The complaint is in two causes of action, one in contract and one for negligent failure to defend John Fortney. After twice sustaining demurrers with leave to amend, the court sustained the demurrer to this second amended complaint without such leave. Plaintiffs appeal from the ensuing judgment.

Appellants argue that under its policy, as pleaded, respondent insurer agreed to defend Fortney against any suit, even if groundless, false or fraudulent. It follows, they say, that he is liable to the parties injured by Fortney for failure to defend Fortney against their claims. On its face, this argument is confusing and contradictory. Fortney was never served with summons. Thus, the duty to appear and defend did not devolve upon him. Yet, say appellants, this duty did in some unexplained way fall upon the insurer, whose duty very apparently was to act only for Fortney in defending.

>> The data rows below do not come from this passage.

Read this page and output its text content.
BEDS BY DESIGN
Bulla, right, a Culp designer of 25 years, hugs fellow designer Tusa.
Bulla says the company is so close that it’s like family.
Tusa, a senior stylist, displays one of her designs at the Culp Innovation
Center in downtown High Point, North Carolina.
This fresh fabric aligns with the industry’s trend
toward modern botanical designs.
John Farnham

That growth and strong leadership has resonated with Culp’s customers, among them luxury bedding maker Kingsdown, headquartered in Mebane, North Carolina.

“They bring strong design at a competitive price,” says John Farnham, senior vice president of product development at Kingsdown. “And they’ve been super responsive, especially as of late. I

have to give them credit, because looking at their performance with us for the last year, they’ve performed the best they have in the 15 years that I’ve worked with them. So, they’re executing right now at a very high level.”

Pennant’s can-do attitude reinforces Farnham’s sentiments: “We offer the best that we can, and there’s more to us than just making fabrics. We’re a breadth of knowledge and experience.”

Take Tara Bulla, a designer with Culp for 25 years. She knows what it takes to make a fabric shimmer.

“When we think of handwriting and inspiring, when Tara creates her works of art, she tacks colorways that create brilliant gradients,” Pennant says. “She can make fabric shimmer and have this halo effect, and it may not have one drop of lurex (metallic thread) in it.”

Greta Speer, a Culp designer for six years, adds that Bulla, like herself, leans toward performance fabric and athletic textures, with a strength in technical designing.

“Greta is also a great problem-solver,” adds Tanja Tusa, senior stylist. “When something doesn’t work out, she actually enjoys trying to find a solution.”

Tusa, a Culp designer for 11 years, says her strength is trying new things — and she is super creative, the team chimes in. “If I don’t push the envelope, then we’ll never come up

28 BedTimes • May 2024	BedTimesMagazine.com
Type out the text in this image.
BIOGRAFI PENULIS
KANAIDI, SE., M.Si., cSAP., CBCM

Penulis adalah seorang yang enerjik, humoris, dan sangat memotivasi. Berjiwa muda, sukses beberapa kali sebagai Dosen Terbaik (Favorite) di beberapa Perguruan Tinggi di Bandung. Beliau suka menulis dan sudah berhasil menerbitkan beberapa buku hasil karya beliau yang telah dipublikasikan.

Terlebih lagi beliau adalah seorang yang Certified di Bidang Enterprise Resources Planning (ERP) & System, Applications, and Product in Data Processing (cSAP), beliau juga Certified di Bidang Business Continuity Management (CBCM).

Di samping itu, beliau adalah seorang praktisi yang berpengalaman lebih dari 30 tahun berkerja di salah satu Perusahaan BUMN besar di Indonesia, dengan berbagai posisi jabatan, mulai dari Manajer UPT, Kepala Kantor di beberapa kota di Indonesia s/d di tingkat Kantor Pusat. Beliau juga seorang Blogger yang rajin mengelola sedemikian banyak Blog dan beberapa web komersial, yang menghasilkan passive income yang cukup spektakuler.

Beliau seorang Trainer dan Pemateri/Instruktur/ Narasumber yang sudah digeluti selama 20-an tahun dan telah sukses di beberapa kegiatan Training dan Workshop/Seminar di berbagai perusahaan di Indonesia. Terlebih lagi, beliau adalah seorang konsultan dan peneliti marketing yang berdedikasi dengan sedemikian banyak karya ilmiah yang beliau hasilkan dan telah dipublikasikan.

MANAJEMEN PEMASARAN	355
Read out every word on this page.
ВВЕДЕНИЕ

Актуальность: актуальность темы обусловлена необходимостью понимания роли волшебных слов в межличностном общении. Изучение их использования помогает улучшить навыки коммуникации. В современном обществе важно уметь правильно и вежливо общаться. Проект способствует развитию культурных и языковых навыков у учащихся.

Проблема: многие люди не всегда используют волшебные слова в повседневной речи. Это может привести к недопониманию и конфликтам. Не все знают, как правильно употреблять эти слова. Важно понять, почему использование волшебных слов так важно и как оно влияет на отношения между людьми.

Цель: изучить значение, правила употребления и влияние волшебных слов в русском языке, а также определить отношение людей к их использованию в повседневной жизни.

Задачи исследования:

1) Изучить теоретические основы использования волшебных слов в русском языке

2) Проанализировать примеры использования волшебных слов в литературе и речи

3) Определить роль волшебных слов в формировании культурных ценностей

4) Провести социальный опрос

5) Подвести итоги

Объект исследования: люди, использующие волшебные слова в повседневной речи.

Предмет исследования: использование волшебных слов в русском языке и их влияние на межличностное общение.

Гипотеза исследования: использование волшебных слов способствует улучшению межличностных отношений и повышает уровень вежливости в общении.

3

By express provision of our statute, an insurer must answer directly to the person injured after judgment has been secured against the insured. Insurance Code, § 11580. That right, of course, is not involved here.

Lacking such judgment, the injured third person can proceed directly against the insurer only where the policy, or the statute or ordinance pursuant to which it is issued, inures to the benefit of third parties. Chamberlin v. City of Los Angeles, 92 Cal.App.2d 330, 206 P.2d 661, 662. The intent that the policy so inure ‘* * * must clearly appear in a contract of insurance, and if any doubt exists it should be construed against such intent.’ Chamberlin v. City of Los Angeles, supra; Van der Hoof v. Chambon, 121 Cal.App. 118, 8 P.2d 925. Appellants' complaint sets forth no language of the policy in any way indicating that it is for the benefit of third parties. Thus, appellants have pleaded no right under the contract of insurance.

The count alleging negligent failure to defend Fortney must fail unless the facts pleaded show some duty of care owing to appellants. As demonstrated, such duty cannot be based upon the provisions of the policy. No statute imposing such duty is cited. Appellants suggest that ‘voluntary assumption of a duty by affirmative conduct creates the duty to use due care in performing the assumed task.’ They fail, however, to point to any allegation of assumption of any duty to them on behalf of Fortney. It is clear that respondents consistently refused to assume any duty to defend Fortney in the absence of service of summons upon him. Assumption of the clear duty to defend Mrs. Fortney, who was served, cannot be relied upon to establish an obligation to appear for the party not served.

Appellants have twice amended their complaint. The affirmative allegations, as well as the omissions, of their second amended complaint make plain the lack of a cause of action. The trial court did not abuse its discretion in sustaining the demurrer without leave to amend.

Judgment affirmed.

LERNHART, Justice pro tem.

DOOLING, Acting P. J., and DRAPER, J., concur.